Saturday, December 29, 2012

A bit of a ride...

This has been one very long....very long week. I'd been hearing ripples about the possiblity that our daughter's birth country would impose a ban on adoption. I naively thought...puhhhh, we're only a few months out. That will effect other people. Not us.
I kind of avoid certain streams on facebook because 'too' much information proves to scare the pants off me. So I do what I do best and avoid. But there is absolutely no avoiding what happened yesterday. Thursday afternoon one of my long-time buds from highschool texted me, apologizing for what he'd seen on the news...'that I was in his prayers'. A couple quick texts back in forth prompted the reality: R was moving fast on this bill. And my previous denial that this wouldn't affect us was dead wrong. I went to bed early that night, feeling a bit anxious about what was to come. Friday morning I followed Nate downstairs when he woke up. I NEVER DO THIS. For one, its fetching cold! We heat the house with our fireplace and it doesn't quite stretch all night so by morning its down right frigid. So, he's on his own to get breakfast and stoke the fire for the rest of us! For two, its morning.
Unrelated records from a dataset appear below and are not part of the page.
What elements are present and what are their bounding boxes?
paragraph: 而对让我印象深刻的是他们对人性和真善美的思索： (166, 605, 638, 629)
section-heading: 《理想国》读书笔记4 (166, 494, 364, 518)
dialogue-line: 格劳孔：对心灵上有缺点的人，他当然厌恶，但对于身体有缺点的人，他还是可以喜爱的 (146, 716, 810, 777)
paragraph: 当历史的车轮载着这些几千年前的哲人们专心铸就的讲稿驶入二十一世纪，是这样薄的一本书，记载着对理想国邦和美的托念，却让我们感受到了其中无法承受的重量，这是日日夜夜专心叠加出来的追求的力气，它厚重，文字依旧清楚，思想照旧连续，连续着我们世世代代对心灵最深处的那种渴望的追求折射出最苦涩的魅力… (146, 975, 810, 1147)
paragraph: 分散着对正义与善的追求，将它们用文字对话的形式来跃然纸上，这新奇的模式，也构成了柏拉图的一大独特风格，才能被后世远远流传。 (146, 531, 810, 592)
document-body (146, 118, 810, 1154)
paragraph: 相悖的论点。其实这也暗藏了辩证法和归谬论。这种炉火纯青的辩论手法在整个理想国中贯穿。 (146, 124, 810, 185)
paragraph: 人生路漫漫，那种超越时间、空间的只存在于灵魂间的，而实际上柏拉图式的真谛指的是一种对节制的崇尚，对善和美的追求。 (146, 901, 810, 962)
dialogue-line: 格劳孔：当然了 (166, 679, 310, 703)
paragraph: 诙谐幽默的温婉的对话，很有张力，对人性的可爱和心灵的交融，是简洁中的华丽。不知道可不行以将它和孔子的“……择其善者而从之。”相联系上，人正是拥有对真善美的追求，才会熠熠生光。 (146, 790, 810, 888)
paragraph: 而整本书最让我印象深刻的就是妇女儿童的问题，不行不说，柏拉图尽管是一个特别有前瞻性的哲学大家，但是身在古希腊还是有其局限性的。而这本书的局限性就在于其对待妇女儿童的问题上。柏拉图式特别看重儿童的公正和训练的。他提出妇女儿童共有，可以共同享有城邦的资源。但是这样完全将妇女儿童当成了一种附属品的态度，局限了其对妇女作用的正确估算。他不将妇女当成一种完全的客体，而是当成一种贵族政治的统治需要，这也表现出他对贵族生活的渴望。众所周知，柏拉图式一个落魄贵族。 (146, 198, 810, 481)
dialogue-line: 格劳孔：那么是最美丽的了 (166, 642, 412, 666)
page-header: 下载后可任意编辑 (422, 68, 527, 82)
I hate mornings. But, I just had the feeling I should get moving. I pulled out the laptop and sat down to find the big, ugly red headlines: adoption ban signed. I sat and stared at first...kinda thinking my eyes were gunkier than they really were. Did I read that right? No. I must have looked a little horrified because Nate joined me on the couch and within seconds we were both crying. Friday, December 28, 2012 will unfortunately be marked in my mind as one of the most difficult days of my life. I probably said 10 sentences in total...most of them were, 'tell them I'm not talking today' or 'please, leave this be for today'. Even as I write this journal entry I can feel the wedge moving farther north up my throat.
I am a very emotional person. I didn't say I'm a drama queen...I'm not. But when I'm happy, its obvious. And when my heart has been ripped out, its fairly obvious as well. And I can only say that the news that our adoption has been 'banned' is pretty much devastating.
While I did cry for the better part of yesterday(and some of today) I am not hopeless.
The thought came to me yesterday morning about the story of Lazarus in the Bible. I love this story! I was thinking thru the events of this story. Jesus was off ministering in a distant city when he received he news that his FRIEND was dying. Yet still, he lingered. By the time he got there, Lazarus was dead. His sisters met Jesus and were of course mourning their brother's death. They said something to the effect of 'if thou hadst been here, our brother would not have died.' And the scriptures record that Jesus wept....which is not a common occurance. Then we all know what happened...the Savior raised Lazarus from the dead. However...what is learned there? Had Jesus come, right when he was called, he could have saved Lazarus from dying all together. But he didn't, because even though it allowed heartache in his friends' lives...it provided him the opportunity to glorify God, and prove his power over death; something we may have doubted.
How does this apply, you wonder?
Well....right after playing this story out in my mind...the thought came gently to my very...very...wounded heart: If the door is not officially 'closed'....I might doubt by whose hand it is opened.
My ex-bishop and dear friend called me tonight to check on me, knowing I've had a rough few days. He asked how I was...and inevitabley I choked up a bit. And when I told him we'd press on, do what we could...until there was nothing left we could and then I'd just have to work on accepting things....he said something to the effect of  'well that is the easier thing to say than really do'. And he's right. This is hard. REALLY hard.
This process has been nothing short of a test of my faith from day one. But, He led us here. He placed sweet girl in our life. He allowed us the opportunity to fall in love with her. So...I will trust in Him. I will acknowledge there is no guarantee. I will promise many days of FAITH. Many others of tears. I have no idea what I'm in for.
And it scares me.
However, I'm in for a ride. Along the way my heart has been buoyed by friends, quiet moments of comfort...and my dear husband and precious children.
Thank heavens this life is short! I'm counting on eternity.
Please continue to pray for our family....and those of our friends...also enduring the same sadness right now. These children are precious in God's sight....and in my belief, some of His choicest spirits. They deserve a family, and love. So, I'll wage my war. I'll do whatever I can. And then...I'll work to accept God's will. Please pray.

1 comment:

Kim said...

Julie, praying for you all and believing that the Lord is at work here. May your hearts feel His peace today.